4/15/2012: Wonder Brook Park, Kennebunk ME, Happy Sunday

Happy Sunday. I have lived in Kennebunk 17 years, and I have passed the sign for Wonder Brook Park probably thousands of times. It is, after all, still in the village proper, on Summer Street, which is the main route between Kennebunk and Kennebunkport, and the beaches. It is an unassuming sign that simply says “Wonder Brook Park, Hiking Trails.” I have wondered from time to time what Wonder Brook is all about, and I think we even set out to explore it one afternoon 17 years ago, but got rained out. Yesterday, as part of my Saturday photo-prowl, I decided it was high time for Wonder Brook Park.

I had ulterior motives. Last weekend, at Emmon’s Preserve, I saw more Trout Lily plants, not yet in flower, than I have ever seen in the Maine woods, and I was looking for a place closer to home where I could check to see how they were advancing. I would like to catch the bloom if possible. My instinct was sound. The trails at Wonder Brook lead out through a relatively old pine forest (with some of the biggest Pines I have seen in Maine, like the multi-trunked giant above), caught in an angle between Wonder Brook itself and the Kennebunk River, and, here too, the Trout Lilies were thick on the ground, though nowhere near blooming.

The trails themselves are well marked and maintained, with little bridges over the many streams that feed into Wonder Brook, and split-log walks in the wet places. After about a mile, you come to an overlook on a tidal section of the Kennebunk River (where I saw a Belted Kingfisher), and then the trail turns north along the bluff over the river, providing some views through the trees of the rocky run above the tide’s reach.

I was also on the lookout for birds. I have been following the radar images of the migration and a small wave of birds was promised for Southern Maine this weekend. Evidently it had not crested over Kennebunk by noon yesterday. I saw the Kingfisher, a few Robins, Chickadees, and Titmice…but that was it. I did walk up on a Common Gartersnake crossing the path, who posed nicely for me.

Wonder Brook is amalgamation of Kennebunk Land Trust properties, set aside under conservation easements. I am always impressed at the efforts local Land Trusts in Maine make to open these properties to public enjoyment. The Wonder Brook trail system, with at least 5 miles of trails on various loops, clearly took considerable resources to construct, and must still take considerable resources to maintain.

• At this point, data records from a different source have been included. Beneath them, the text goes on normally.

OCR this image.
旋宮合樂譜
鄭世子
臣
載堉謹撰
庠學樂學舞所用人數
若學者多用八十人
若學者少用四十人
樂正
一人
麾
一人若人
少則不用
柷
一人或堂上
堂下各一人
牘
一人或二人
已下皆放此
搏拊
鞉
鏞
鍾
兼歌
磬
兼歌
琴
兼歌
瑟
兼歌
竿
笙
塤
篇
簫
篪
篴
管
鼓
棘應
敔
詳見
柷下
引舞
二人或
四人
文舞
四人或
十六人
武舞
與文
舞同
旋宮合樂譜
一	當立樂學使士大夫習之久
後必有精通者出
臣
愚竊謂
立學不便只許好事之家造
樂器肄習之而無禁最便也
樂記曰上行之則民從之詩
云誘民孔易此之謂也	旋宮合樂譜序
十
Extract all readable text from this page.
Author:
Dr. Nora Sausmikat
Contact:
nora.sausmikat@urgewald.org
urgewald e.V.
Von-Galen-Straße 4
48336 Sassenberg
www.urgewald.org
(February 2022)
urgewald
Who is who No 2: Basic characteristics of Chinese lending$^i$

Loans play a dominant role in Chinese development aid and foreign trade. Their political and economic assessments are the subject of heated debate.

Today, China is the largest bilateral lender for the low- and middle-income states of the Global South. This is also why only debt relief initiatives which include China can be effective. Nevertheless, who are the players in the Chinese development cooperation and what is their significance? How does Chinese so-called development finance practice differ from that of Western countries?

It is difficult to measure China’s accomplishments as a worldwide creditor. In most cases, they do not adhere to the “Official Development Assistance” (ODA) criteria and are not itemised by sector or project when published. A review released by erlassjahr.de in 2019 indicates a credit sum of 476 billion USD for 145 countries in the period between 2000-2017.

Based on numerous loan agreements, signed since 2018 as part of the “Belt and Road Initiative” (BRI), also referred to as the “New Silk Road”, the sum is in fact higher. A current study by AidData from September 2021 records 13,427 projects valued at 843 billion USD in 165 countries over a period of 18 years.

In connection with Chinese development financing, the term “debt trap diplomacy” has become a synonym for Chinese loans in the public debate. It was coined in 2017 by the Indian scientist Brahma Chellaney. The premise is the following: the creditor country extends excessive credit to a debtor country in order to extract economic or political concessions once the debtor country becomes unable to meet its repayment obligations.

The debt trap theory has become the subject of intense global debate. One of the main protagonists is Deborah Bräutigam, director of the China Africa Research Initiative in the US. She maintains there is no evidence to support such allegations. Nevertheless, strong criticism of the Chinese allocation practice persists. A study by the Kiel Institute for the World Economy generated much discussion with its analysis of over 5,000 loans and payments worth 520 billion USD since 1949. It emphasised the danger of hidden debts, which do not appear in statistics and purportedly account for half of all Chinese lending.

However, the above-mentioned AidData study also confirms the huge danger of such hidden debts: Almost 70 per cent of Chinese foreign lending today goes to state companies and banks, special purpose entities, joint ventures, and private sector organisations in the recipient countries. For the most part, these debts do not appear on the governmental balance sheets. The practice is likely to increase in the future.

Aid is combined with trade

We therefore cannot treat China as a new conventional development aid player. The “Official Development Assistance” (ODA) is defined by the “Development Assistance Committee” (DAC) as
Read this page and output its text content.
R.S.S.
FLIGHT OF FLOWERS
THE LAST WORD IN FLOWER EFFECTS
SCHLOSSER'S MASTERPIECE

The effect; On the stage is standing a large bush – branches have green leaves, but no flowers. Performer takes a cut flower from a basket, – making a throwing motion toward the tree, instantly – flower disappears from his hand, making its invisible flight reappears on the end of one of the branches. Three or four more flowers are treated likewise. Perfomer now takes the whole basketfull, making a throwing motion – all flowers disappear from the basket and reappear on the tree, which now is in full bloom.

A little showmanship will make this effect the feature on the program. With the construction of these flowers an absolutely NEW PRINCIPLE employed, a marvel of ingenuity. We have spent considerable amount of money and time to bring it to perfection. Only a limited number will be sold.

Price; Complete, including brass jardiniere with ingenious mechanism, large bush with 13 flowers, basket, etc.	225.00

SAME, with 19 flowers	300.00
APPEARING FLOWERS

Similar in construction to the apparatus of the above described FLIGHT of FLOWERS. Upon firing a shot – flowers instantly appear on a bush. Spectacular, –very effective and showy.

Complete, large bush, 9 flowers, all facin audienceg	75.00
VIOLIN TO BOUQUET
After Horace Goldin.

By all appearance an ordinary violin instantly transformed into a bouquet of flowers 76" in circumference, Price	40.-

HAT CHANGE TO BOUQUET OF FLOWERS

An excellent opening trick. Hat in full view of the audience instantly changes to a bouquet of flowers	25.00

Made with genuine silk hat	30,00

Personally, I was delighted to find this pocket experience of the Southern Maine woods right here, right in Kennebunk, only a few miles from my front door. Now that I have found it, I am certain to return on a regular basis. I need to catch those Trout Lilies in bloom for one thing.

And for the Sunday thought. Well, I have to be thankful, when faced with a little gem like Wonder Brook, for spirit of conservation that moves people to set aside some land just to be…to be whatever it is and whatever it will be…with only enough human intrusion to keep people to a trail so the forest itself does not get trampled. I need to be able to get out in the woods, or to hike the Kennebunk Plains, or to walk along the little waterfalls of the Baston River at Emmon’s Preserve, or to stand on the rocks at Parson’s Park along the ocean in Kennebunkport. It is important. As important to me as church. I enjoy corporate worship, and I certainly find God in the praise of his people, but I also find my creator in the woods of Wonder Brook. I am pretty sure I need both to keep my faith a living faith.

And, with such thankful thoughts I am in a forgiving enough mood to overlook the tick I just found attached to my wrist. Another souvenir of my visit to Wonder Brook 🙂

One Comment

  1. Reply
    Ed dombrofski April 17, 2012

    I must agree with your thoughts at our church St Francis by the Sea on Bogue Island off the coats of NC we worship in a beautiful structure that is surrounded by at cathedral of Live Oaks. So we have the outside in. Certainly the best of worship. God in creation and people.